Companies with defined benefit schemes are required to value their pension liability as part of their accounting disclosures. This means actuaries have to project benefit payments over future years, and then obtain a present value by discounting those payments with an interest-rate curve.
Under International and US GAAP (generally accepted accounting principles), the interest-rate curve used to value the liabilities is constructed based upon the pricing and yield information of high-quality corporate bonds. This creates challenges for both valuing and hedging pension liabilities.
Dearth of long-dated Euro credit
The challenge for actuaries is pension liabilities often extend over 30 years into the future. By contrast, the average duration of the Eurozone corporate bonds index is a little over five years; bond issues with a maturity of more than 10 years make up less than 10% of the universe (as portrayed below).
This is exacerbated by the requirements for the corporate bonds to be high quality, typically further limiting the universe to issuers that are at least AA rated.
Tending to the hedge
While this resolves the issue of valuing the liabilities, another arises: how do you construct a liability hedge based on bonds that are scarce or may not even exist? While no hedge is going to be perfect, there are two important steps we believe a scheme can take.
1. Broaden the universe
To combat the dearth of AA long-dated Euro corporate bonds, schemes could look to broaden their universe. This can be achieved by moving down the credit spectrum to include all investment-grade bonds, going overseas (to the US markets in particular), and including credit default swaps or other derivative options.
The table below shows the correlations and volatility of credit spreads across a range of indices. We can see that the broader European and US investment-grade indices are highly correlated with the AA curve. Combining the credit indices with credit default swaps, a scheme can create a portfolio that is highly correlated to AA Euro credit spreads with a similar overall volatility. This substantially increases the asset-class opportunity set a scheme can use for hedging.
2. Employ leverage
Consider a liability cashflow 50 years in the future with a present value of €100. Due to a lack of other options, you use 25-year credit risk to try to hedge this liability, which you assume is highly correlated to the 50-year liability.
However, if you purchased €100 of a 25-year bond, you would have only hedged circa 50% of the sensitivity due to the difference in duration (25 years versus 50 years).
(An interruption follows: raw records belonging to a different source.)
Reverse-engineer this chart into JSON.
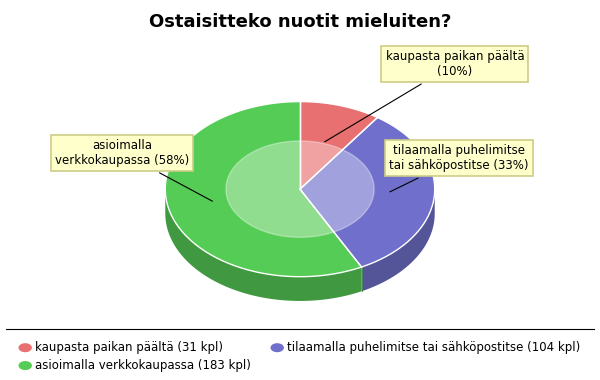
{
  "title": "Ostaisitteko nuotit mieluiten?",
  "slices": [
    {
      "label": "kaupasta paikan päältä",
      "value": 31,
      "pct": 10,
      "color": "#e87070"
    },
    {
      "label": "tilaamalla puhelimitse tai sähköpostitse",
      "value": 104,
      "pct": 33,
      "color": "#7070cc"
    },
    {
      "label": "asioimalla verkkokaupassa",
      "value": 183,
      "pct": 58,
      "color": "#55cc55"
    }
  ],
  "legend_items": [
    {
      "label": "kaupasta paikan päältä (31 kpl)",
      "color": "#e87070"
    },
    {
      "label": "tilaamalla puhelimitse tai sähköpostitse (104 kpl)",
      "color": "#7070cc"
    },
    {
      "label": "asioimalla verkkokaupassa (183 kpl)",
      "color": "#55cc55"
    }
  ],
  "annotation_box_color": "#ffffcc",
  "annotation_box_edge": "#cccc88",
  "background_color": "#ffffff",
  "title_fontsize": 13,
  "legend_fontsize": 8.5,
  "annot_fontsize": 8.5
}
Absent a 50-year bond to increase the duration, the only additional way to hedge the risk is to leverage bond exposure in the €100 of assets. This is where credit default swaps can be a very powerful tool to reduce the mismatch.
The dearth of long-dated corporate bonds, limits on leverage and long-dated nature of pension liabilities mean that perfectly hedging accounting liabilities is impossible for many schemes. However, we believe broadening the universe – by rating, instrument and region – and incorporating leverage can substantially reduce this mismatch.
 For simplicity we have removed duration differences at this point and have focused solely on the credit spread element.